Programme annuel de prévention ou « Mieux vaut penser le changement que changer le pansement » (Francis BLANCHE).

 

Mon dernier post sur l’évaluation des risques (17/10/2017) suite à un échange avec des préventeurs a été l’occasion de réflexions complémentaires. Si vous souhaitez avoir des informations sur les UT et leur définition, ce qui est un vrai sujet de fond, je vous invite à lire les commentaires « d’Henri » sur mon blog et ceux complétés sur un forum de prévention (http://www.previnfo.net/viewtopic.php?topic=18381&forum=13).

Je souhaite donc revenir sur le programme annuel de prévention qui doit compléter utilement cet article sur l’EvRP.

Et je commence volontiers cet article par une question :

  • qui n’a jamais réalisé d’EvRP en ligne avec un plan d’actions voulant répondre ligne à ligne à chaque situation soulevée… ? Moi le premier, je peux vous dire que j’ai failli par excès en voulant faire bien !

Pourtant, une fois encore, nous pouvons nous plaindre de la réglementation alors qu’elle ne nous a jamais demandé cela.
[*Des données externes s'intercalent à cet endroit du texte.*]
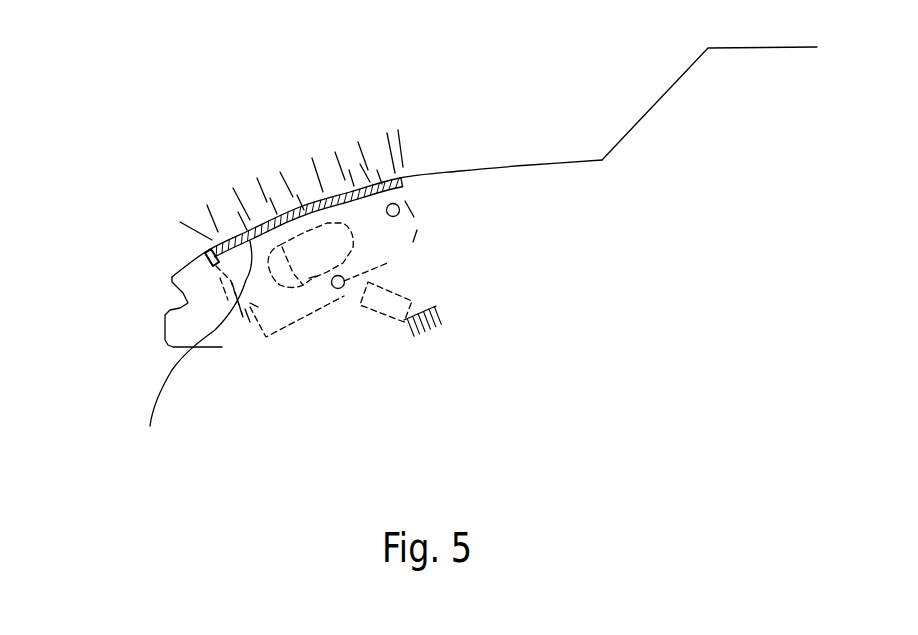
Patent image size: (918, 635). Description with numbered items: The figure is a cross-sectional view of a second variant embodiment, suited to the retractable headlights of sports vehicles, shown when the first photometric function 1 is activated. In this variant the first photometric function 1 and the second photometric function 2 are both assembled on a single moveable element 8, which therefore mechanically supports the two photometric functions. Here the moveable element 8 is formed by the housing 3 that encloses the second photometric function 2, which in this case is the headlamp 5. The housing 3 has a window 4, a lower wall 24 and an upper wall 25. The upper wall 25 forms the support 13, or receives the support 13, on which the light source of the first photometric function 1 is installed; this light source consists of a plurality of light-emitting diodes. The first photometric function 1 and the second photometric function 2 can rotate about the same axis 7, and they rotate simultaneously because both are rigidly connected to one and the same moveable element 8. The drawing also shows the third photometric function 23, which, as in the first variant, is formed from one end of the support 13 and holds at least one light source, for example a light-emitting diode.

The first photometric function 1 is at (302, 205).
The second photometric function 2 is at (397, 257).
The housing 3 is at (417, 230).
The window 4 is at (250, 313).
The headlamp 5 is at (312, 277).
The axis 7 is at (394, 203).
The moveable element 8 is at (413, 208).
The support 13 is at (328, 195).
The third photometric function 23 is at (212, 248).
The lower wall 24 is at (339, 290).
The upper wall 25 is at (192, 350).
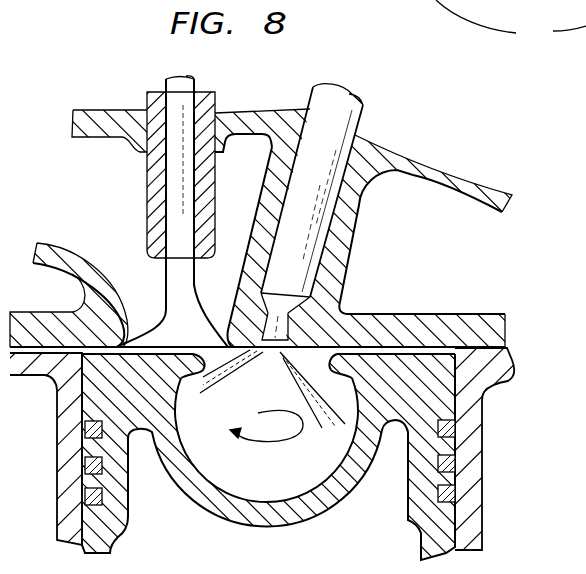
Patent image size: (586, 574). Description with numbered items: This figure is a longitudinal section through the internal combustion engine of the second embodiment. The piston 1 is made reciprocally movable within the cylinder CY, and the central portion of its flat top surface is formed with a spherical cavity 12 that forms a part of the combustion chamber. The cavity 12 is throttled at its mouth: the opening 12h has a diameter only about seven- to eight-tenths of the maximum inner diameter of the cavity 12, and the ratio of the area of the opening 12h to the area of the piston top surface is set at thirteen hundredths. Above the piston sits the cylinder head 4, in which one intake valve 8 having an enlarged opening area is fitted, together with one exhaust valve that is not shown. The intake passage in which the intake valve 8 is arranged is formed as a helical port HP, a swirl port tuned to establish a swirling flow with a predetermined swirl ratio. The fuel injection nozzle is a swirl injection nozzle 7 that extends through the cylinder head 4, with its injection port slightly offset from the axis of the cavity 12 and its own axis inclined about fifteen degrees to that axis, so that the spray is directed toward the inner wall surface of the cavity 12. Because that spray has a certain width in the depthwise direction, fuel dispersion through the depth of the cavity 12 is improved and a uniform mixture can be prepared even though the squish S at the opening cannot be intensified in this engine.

The piston 1 is at (425, 378).
The cylinder head 4 is at (451, 180).
The swirl injection nozzle 7 is at (305, 237).
The intake valve 8 is at (173, 310).
The cavity 12 is at (233, 474).
The opening 12h is at (334, 362).
The helical port HP is at (248, 152).
The squish S is at (211, 360).
The cylinder CY is at (503, 377).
Nous alourdissons notre EvRP ou notre DUER sans nécessité.

Toutes les entreprises sont dans une démarche d’amélioration continue et de mesure de cette amélioration, il semble pourtant parfois que la législation freine les initiatives simples en matière de prévention des risques professionnels. Nous voulons appliquer la loi, le décret et sa circulaire explicative dans une carcan extrémiste avec un manque de discernement certain et ce ne sont ni les logiciels sur le marché, ni les EvRP à « n » inconnues qui aident à la simplification.

Aussi, après l’évaluation des risques et son document unique, j’ai constaté que le programme annuel de prévention et évaluation des risques se trouvent dans une relation quasi-exclusive au sein de nombreuses organisations (on peut également constater que le programme annuel de prévention n’est pas un sujet dans de trop nombreuses structures).  

Le PAPRIPACT comme certains aiment à le nommer n’est pas une émanation exclusive de l’évaluation des risques et c’est là un oubli majeur. Au même titre que l’examen initial inscrit dans le cadre de l’ILO-OSH 2001, on peut estimer les données d’entrées suivantes comme nécessaires :

  • L’évaluation des risques et son document unique : pour disposer d’une vision terrain du travail réel et tenir compte des évolutions des expositions au fil du temps.

 

  • Les événements non souhaités : quels qu’ils soient, les accidents comme les précurseurs sont des informations primordiales à intégrer dans un programme annuel de prévention. Même si on peut penser avoir traité les événements à l’unité au moment de leur survenance, le programme annuel permet une prise de recul sur un ensemble de situations particulières passées. Aussi, il est bon d’intégrer ce point pour se forcer à définir une vue globale une fois par an, a minima.

 

  • La réglementation : essentielle car non négociable et à la base de certaines orientations, elle fait partie du programme annuel de prévention. Il n’est certes pas simple d’anticiper les textes à venir, toutefois, nous sommes encore nombreux à identifier des écarts réglementaires au quotidien. C’est dans ce cadre que la réglementation est une donnée d’entrée. Le point d’attention sur ce sujet reste son intégration dans l’existant plutôt que la vision détachée du terrain de la réglementation. Il est possible de raccrocher la majorité des éléments de S&ST de la réglementation aux principes généraux de prévention par ex.

 

  • Les événements positifs : Pour quoi cette donnée d’entrée ? Progresser ce n’est pas que travailler sur les points d’amélioration (trop souvent vus comme négatifs malgré le vocabulaire utilisé), c’est savoir identifier ce qui fonctionne et se donner les moyens de dupliquer. Que ce soient les bonnes pratiques au sein d’une UT, les retours d’expériences intra ou interentreprises ou les initiatives individuelles, nous pouvons encore progresser pour faire de ce plan annuel de prévention un tremplin des réussites tout autant qu’une compensation des écarts…

 

 

 

La philosophie sur ce dernier point replace également le PAPRIPACT dans un référentiel quelque peu différent, c’est-à-dire une dynamique positive ou l’on cherche également à valoriser les réussites. La prévention des risques a besoin d’être lue positivement, tout ne va pas mal et il faut le faire savoir plutôt que s’enfermer dans une spirale négative.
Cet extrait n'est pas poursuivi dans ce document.